KÜRT DEVLETİ SENARYOLARI VE SADDAM
2003'teki Irak Savaşı da yine İsrail'in Ortadoğu hesaplarına uygun olarak planlandı ve yine aynı senaryoya uygun şekilde sonuçlandı. Ne Saddam Hüseyin yakalanabildi ne de dumanı tüten tek bir kimyasal silah. Tüm dünya kamuoyunu aylarca meşgul eden Irak-ABD Savaşı tüm dengeleri de alt üst etti.

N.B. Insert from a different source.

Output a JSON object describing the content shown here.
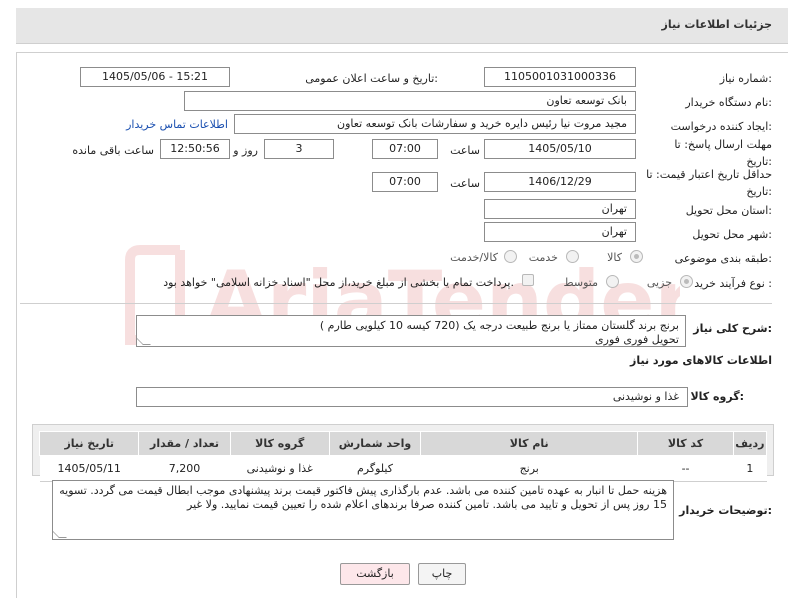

Ancak İsrailliler ABD'nin savaş planlarına aktif olarak katıldılar. Çöl Fırtınası harekatını planlayan ABD kurmayları, İsraillilerden "Saddam'ı yaralamanın en iyi yolunun ailesini, özel korumalarını ya da yakınlarını vurmak olduğu" yönünde taktikler aldılar.
Ostrovsky'nin yukarıda anlattığı Mossad kaynaklı propaganda ise, Körfez Savaşı için gerekli olan kamuoyunu oluşturdu. Savaşın fitili de yine Mossad'ın "gönüllü ajanları" tarafından ateşlenmişti. Kongre üyelerinin Saddam'a karşı savaşa ikna edilmesi için Yahudi lobisinden Tom Lantos'un yönetimindeki Hill and Knowlton lobi şirketi dramatik bir senaryo yazmıştı. Turan Yavuz, olayı şöyle anlatıyor:
“9 Ekim 1990. Hill and Knowlton lobi şirketi Kongre'de 'Irak'ın Vahşetleri' başlığı altında bir oturum düzenliyor. Lobi şirketi tarafından oturuma getirilen bazı 'görgü tanıkları' Iraklı askerlerin yeni doğmuş çocukları hastane odalarında öldürdüğünü öne sürüyor. Bir 'görgü tanığı' vahşeti tüm detaylarıyla anlatıyor ve Iraklı askerlerin bir hastanede 300 yeni doğmuş çocuğu öldürdüğünü söylüyor. Söz konusu bilgiler, Kongre üyelerini hayli rahatsız ediyor. Bu da Başkan Bush'un işine yarıyor. Ancak sonra anlaşılıyor ki, Hill and Knowlton lobi şirketinin kongre önüne getirdiği 'görgü tanığı' aslında Kuveyt'in Washington'daki Büyükelçisinin kızıdır. Buna rağmen kızın söyledikleri Kongre üyelerinin Saddam Hüseyin'e 'Hitler' lakabı takmasına yol açacaktır.” (Turan Yavuz, ABD'nin Kürt Kartı, s. 307)
İncelediğimiz tüm bu bilgiler, bizi tek bir sonuca götürüyordu: ABD'nin Irak'a karşı savaşa girmesinde İsrail etkisinin önemli bir rolü vardı.
SADDAM NEDEN İKTİDARDA KALDI?
1991 yılındaki Körfez Savaşı, İsrail'in Ortadoğu stratejisine uygun olarak başladı. Yahudi devleti, Irak'ın vurulmasını uzun zamandır istiyordu ve Saddam'ın Kuveyt'i işgal etmesi, ABD'yi buna ikna etmek için bulunmaz bir gerekçe olmuştu. Bu sağlanırsa, İsrail'in Kuzey Irak'ta bir Kürt devleti kurma hayali gerçekleşebilirdi.
Ancak bilindiği gibi Körfez Savaşı'nın ardından Irak parçalanmadı. Kuzey'de bir Kürt devleti kurulmadı. ABD, Saddam'ı iktidardan düşürme hedefinden vazgeçti. Savaşın ardından toparlanan Saddam rejimi, ülkenin toprak bütünlüğünü yeniden sağladı.
Peki neden? Eğer Körfez Savaşı İsrail'in Ortadoğu stratejisine uygun olarak gelişmiş olsaydı, neden sonucunda İsrail'in on yıllardır hedeflediği Kürt devleti kurulmamıştı?
Sorunun cevabı, Irak'ın kuzeyiyle değil, güneyiyle ilgiliydi.
ABD'nin Körfez Savaşı'ndan hemen sonra Saddam'a karşı ayaklanan Kürtleri desteklemekte gösterdiği ihtiyat, Kürtler konusundaki bir tereddütten çok, Şiiler hakkındaki kaygılardan kaynaklanmaktaydı.